All dilutions were performed in phosphate buffered saline (PBS) 1X. The lengths of all steps are detailed in Supplementary Table S3. After the culture period, the cells were fixed on the chip with PFA (4%). They were then permeabilised using a solution containing bovine serum albumin (BSA, 1% w/v), EDTA (5.37 × 10−1µmol/L), and triton-X-100 (0.1% v/v). They were blocked with BSA (3% w/v) and incubated overnight at 4 °C with primary antibodies diluted in BSA (1% w/v) (Supplementary Table S4). The cells were then washed with a solution of tween 20 (0.1% v/v), and incubated at room temperature for 2 h with secondary antibodies diluted in BSA (1% w/v) (Supplementary Table S4). They were washed again with the tween solution and finally with milliQ water. Fluorescent images were recorded using either an EVOS™ FL Auto Imaging System or a Leica SP8 confocal microscope and analysed using Fiji software41,42, as detailed in the Supplementary information.

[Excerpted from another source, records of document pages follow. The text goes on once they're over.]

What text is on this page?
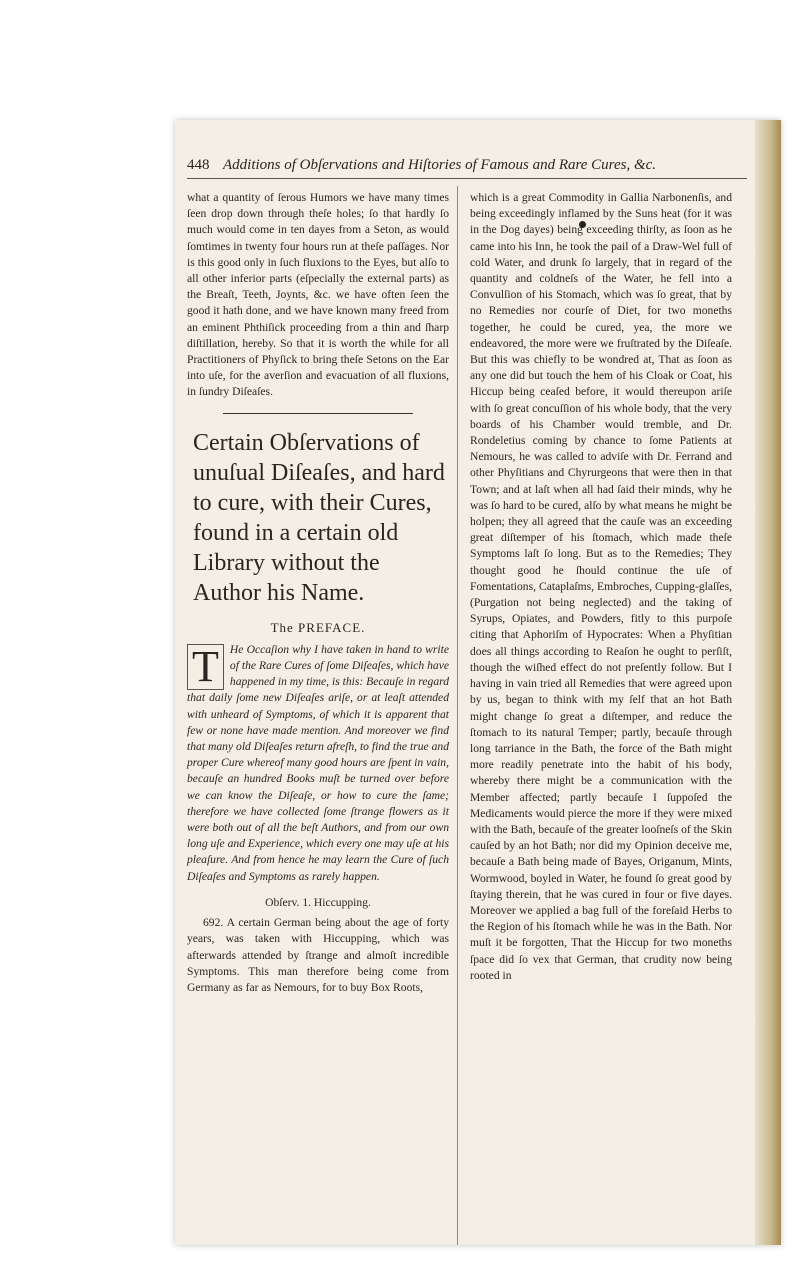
448 Additions of Obſervations and Hiſtories of Famous and Rare Cures, &c.

what a quantity of ſerous Humors we have many times ſeen drop down through theſe holes; ſo that hardly ſo much would come in ten dayes from a Seton, as would ſomtimes in twenty four hours run at theſe paſſages. Nor is this good only in ſuch fluxions to the Eyes, but alſo to all other inferior parts (eſpecially the external parts) as the Breaſt, Teeth, Joynts, &c. we have often ſeen the good it hath done, and we have known many freed from an eminent Phthiſick proceeding from a thin and ſharp diſtillation, hereby. So that it is worth the while for all Practitioners of Phyſick to bring theſe Setons on the Ear into uſe, for the averſion and evacuation of all fluxions, in ſundry Diſeaſes.

Certain Obſervations of unuſual Diſeaſes, and hard to cure, with their Cures, found in a certain old Library without the Author his Name.
The PREFACE.

T He Occaſion why I have taken in hand to write of the Rare Cures of ſome Diſeaſes, which have happened in my time, is this: Becauſe in regard that daily ſome new Diſeaſes ariſe, or at leaſt attended with unheard of Symptoms, of which it is apparent that few or none have made mention. And moreover we find that many old Diſeaſes return afreſh, to find the true and proper Cure whereof many good hours are ſpent in vain, becauſe an hundred Books muſt be turned over before we can know the Diſeaſe, or how to cure the ſame; therefore we have collected ſome ſtrange flowers as it were both out of all the beſt Authors, and from our own long uſe and Experience, which every one may uſe at his pleaſure. And from hence he may learn the Cure of ſuch Diſeaſes and Symptoms as rarely happen.

Obſerv. 1. Hiccupping.

692. A certain German being about the age of forty years, was taken with Hiccupping, which was afterwards attended by ſtrange and almoſt incredible Symptoms. This man therefore being come from Germany as far as Nemours, for to buy Box Roots,

which is a great Commodity in Gallia Narbonenſis, and being exceedingly inflamed by the Suns heat (for it was in the Dog dayes) being exceeding thirſty, as ſoon as he came into his Inn, he took the pail of a Draw-Wel full of cold Water, and drunk ſo largely, that in regard of the quantity and coldneſs of the Water, he fell into a Convulſion of his Stomach, which was ſo great, that by no Remedies nor courſe of Diet, for two moneths together, he could be cured, yea, the more we endeavored, the more were we fruſtrated by the Diſeaſe. But this was chiefly to be wondred at, That as ſoon as any one did but touch the hem of his Cloak or Coat, his Hiccup being ceaſed before, it would thereupon ariſe with ſo great concuſſion of his whole body, that the very boards of his Chamber would tremble, and Dr. Rondeletius coming by chance to ſome Patients at Nemours, he was called to adviſe with Dr. Ferrand and other Phyſitians and Chyrurgeons that were then in that Town; and at laſt when all had ſaid their minds, why he was ſo hard to be cured, alſo by what means he might be holpen; they all agreed that the cauſe was an exceeding great diſtemper of his ſtomach, which made theſe Symptoms laſt ſo long. But as to the Remedies; They thought good he ſhould continue the uſe of Fomentations, Cataplaſms, Embroches, Cupping-glaſſes, (Purgation not being neglected) and the taking of Syrups, Opiates, and Powders, fitly to this purpoſe citing that Aphoriſm of Hypocrates: When a Phyſitian does all things according to Reaſon he ought to perſiſt, though the wiſhed effect do not preſently follow. But I having in vain tried all Remedies that were agreed upon by us, began to think with my ſelf that an hot Bath might change ſo great a diſtemper, and reduce the ſtomach to its natural Temper; partly, becauſe through long tarriance in the Bath, the force of the Bath might more readily penetrate into the habit of his body, whereby there might be a communication with the Member affected; partly becauſe I ſuppoſed the Medicaments would pierce the more if they were mixed with the Bath, becauſe of the greater looſneſs of the Skin cauſed by an hot Bath; nor did my Opinion deceive me, becauſe a Bath being made of Bayes, Origanum, Mints, Wormwood, boyled in Water, he found ſo great good by ſtaying therein, that he was cured in four or five dayes. Moreover we applied a bag full of the foreſaid Herbs to the Region of his ſtomach while he was in the Bath. Nor muſt it be forgotten, That the Hiccup for two moneths ſpace did ſo vex that German, that crudity now being rooted in
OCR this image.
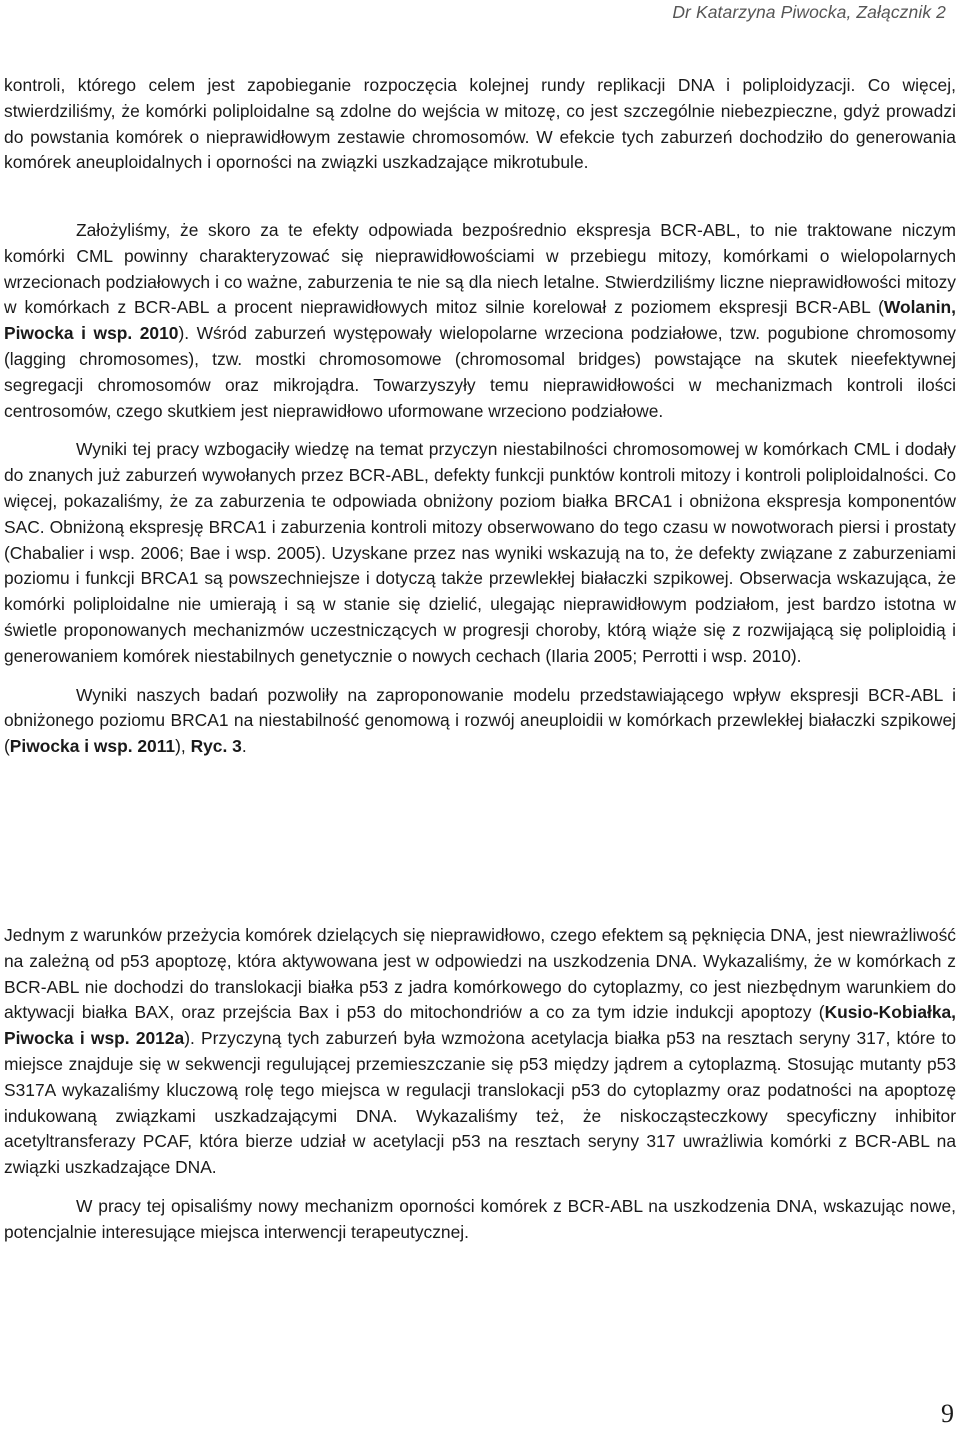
Dr Katarzyna Piwocka, Załącznik 2

kontroli, którego celem jest zapobieganie rozpoczęcia kolejnej rundy replikacji DNA i poliploidyzacji. Co więcej, stwierdziliśmy, że komórki poliploidalne są zdolne do wejścia w mitozę, co jest szczególnie niebezpieczne, gdyż prowadzi do powstania komórek o nieprawidłowym zestawie chromosomów. W efekcie tych zaburzeń dochodziło do generowania komórek aneuploidalnych i oporności na związki uszkadzające mikrotubule.

Założyliśmy, że skoro za te efekty odpowiada bezpośrednio ekspresja BCR-ABL, to nie traktowane niczym komórki CML powinny charakteryzować się nieprawidłowościami w przebiegu mitozy, komórkami o wielopolarnych wrzecionach podziałowych i co ważne, zaburzenia te nie są dla niech letalne. Stwierdziliśmy liczne nieprawidłowości mitozy w komórkach z BCR-ABL a procent nieprawidłowych mitoz silnie korelował z poziomem ekspresji BCR-ABL (Wolanin, Piwocka i wsp. 2010). Wśród zaburzeń występowały wielopolarne wrzeciona podziałowe, tzw. pogubione chromosomy (lagging chromosomes), tzw. mostki chromosomowe (chromosomal bridges) powstające na skutek nieefektywnej segregacji chromosomów oraz mikrojądra. Towarzyszyły temu nieprawidłowości w mechanizmach kontroli ilości centrosomów, czego skutkiem jest nieprawidłowo uformowane wrzeciono podziałowe.

Wyniki tej pracy wzbogaciły wiedzę na temat przyczyn niestabilności chromosomowej w komórkach CML i dodały do znanych już zaburzeń wywołanych przez BCR-ABL, defekty funkcji punktów kontroli mitozy i kontroli poliploidalności. Co więcej, pokazaliśmy, że za zaburzenia te odpowiada obniżony poziom białka BRCA1 i obniżona ekspresja komponentów SAC. Obniżoną ekspresję BRCA1 i zaburzenia kontroli mitozy obserwowano do tego czasu w nowotworach piersi i prostaty (Chabalier i wsp. 2006; Bae i wsp. 2005). Uzyskane przez nas wyniki wskazują na to, że defekty związane z zaburzeniami poziomu i funkcji BRCA1 są powszechniejsze i dotyczą także przewlekłej białaczki szpikowej. Obserwacja wskazująca, że komórki poliploidalne nie umierają i są w stanie się dzielić, ulegając nieprawidłowym podziałom, jest bardzo istotna w świetle proponowanych mechanizmów uczestniczących w progresji choroby, którą wiąże się z rozwijającą się poliploidią i generowaniem komórek niestabilnych genetycznie o nowych cechach (Ilaria 2005; Perrotti i wsp. 2010).

Wyniki naszych badań pozwoliły na zaproponowanie modelu przedstawiającego wpływ ekspresji BCR-ABL i obniżonego poziomu BRCA1 na niestabilność genomową i rozwój aneuploidii w komórkach przewlekłej białaczki szpikowej (Piwocka i wsp. 2011), Ryc. 3.

Jednym z warunków przeżycia komórek dzielących się nieprawidłowo, czego efektem są pęknięcia DNA, jest niewrażliwość na zależną od p53 apoptozę, która aktywowana jest w odpowiedzi na uszkodzenia DNA. Wykazaliśmy, że w komórkach z BCR-ABL nie dochodzi do translokacji białka p53 z jadra komórkowego do cytoplazmy, co jest niezbędnym warunkiem do aktywacji białka BAX, oraz przejścia Bax i p53 do mitochondriów a co za tym idzie indukcji apoptozy (Kusio-Kobiałka, Piwocka i wsp. 2012a). Przyczyną tych zaburzeń była wzmożona acetylacja białka p53 na resztach seryny 317, które to miejsce znajduje się w sekwencji regulującej przemieszczanie się p53 między jądrem a cytoplazmą. Stosując mutanty p53 S317A wykazaliśmy kluczową rolę tego miejsca w regulacji translokacji p53 do cytoplazmy oraz podatności na apoptozę indukowaną związkami uszkadzającymi DNA. Wykazaliśmy też, że niskocząsteczkowy specyficzny inhibitor acetyltransferazy PCAF, która bierze udział w acetylacji p53 na resztach seryny 317 uwrażliwia komórki z BCR-ABL na związki uszkadzające DNA.

W pracy tej opisaliśmy nowy mechanizm oporności komórek z BCR-ABL na uszkodzenia DNA, wskazując nowe, potencjalnie interesujące miejsca interwencji terapeutycznej.

9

Human albumin secretion quantification

To measure the quantity of albumin produced on chip, the medium going out of the device by the medium channel was collected every 4 h at different days of culture and stored at − 80 °C. An enzyme-linked immunosorbent assay for the quantification of human albumin was used according to the manufacturer’s instructions (E80-129, Bethyl laboratories, Montgomery, TX, USA).

Toxicity assay

Chips were loaded with differentiated HepaRG cells and cultured for 14 days in differentiation medium under flux. They were then exposed for 6 days to a solution of 2 mM APAP in the same medium that was previously used. The APAP was diluted from a perfusable solution at 10 mg/ml used in the clinic (CIP 34,009 576 910 73, Macopharma, Mouvaux, France). Syringes were changed every 3 to 4 days. Cell morphology inside the chambers were assessed by phase contrast imaging at day 0, 1, and 6 of treatment. At day 6, cell viability was assessed with NucBlue™ reagent and propidium iodide. The viability calculation process is detailed in the Supplementary information. The chips were then fixed and stained for ZO-1 and MDR3 markers, and imaged with an EVOS™ FL Auto Imaging System. Images were deconvolved as detailed in the Supplementary information. As 2D control, well plates containing 14-day differentiated cells were cultured for another period of 14 days (for a total of 28 days in differentiation medium). They were exposed to 0, 1, 2, 5, 10, 20, and 40 mM APAP for 24 h or 2 mM APAP for 6 h. Cell viability was assessed with NucBlue™ reagent and propidium iodide (15 min incubation at 37 °C), as detailed in the Supplementary information. The 6 h treated wells were fixed and stained for ZO-1 marker.

Statistical analysis

All variables were expressed as means ± standard deviations. The comparison of cell viability on chip after 6 days of APAP treatment or no treatment was performed by a Student’s t test. A p value of less than 0.05 was regarded as statistically significant.

Simulations

A 3D COMSOL Multiphysics® model (COMSOL AB, Stockholm, Sweden) was used to estimate the distributions of velocity and shear stress within the device. Twenty chambers in series and containing no cells were modelled. We chose a creeping flow rate for water at 37 °C coupled with the transport of dilute species for oxygen. A flow rate was imposed at one inlet of the medium channel. Pressure was set at 0 Pa for the three other outlets. The oxygen consumption rate was set at qO2 = 5 × 10–17 mol/s/cell and Michaelis–Menten kinetics were used to describe the reactions within the chambers11,43,44,45,46,47. To simulate tissue-loaded chambers, different values of this gas diffusion coefficient were investigated. These simulations are detailed in Supplementary information.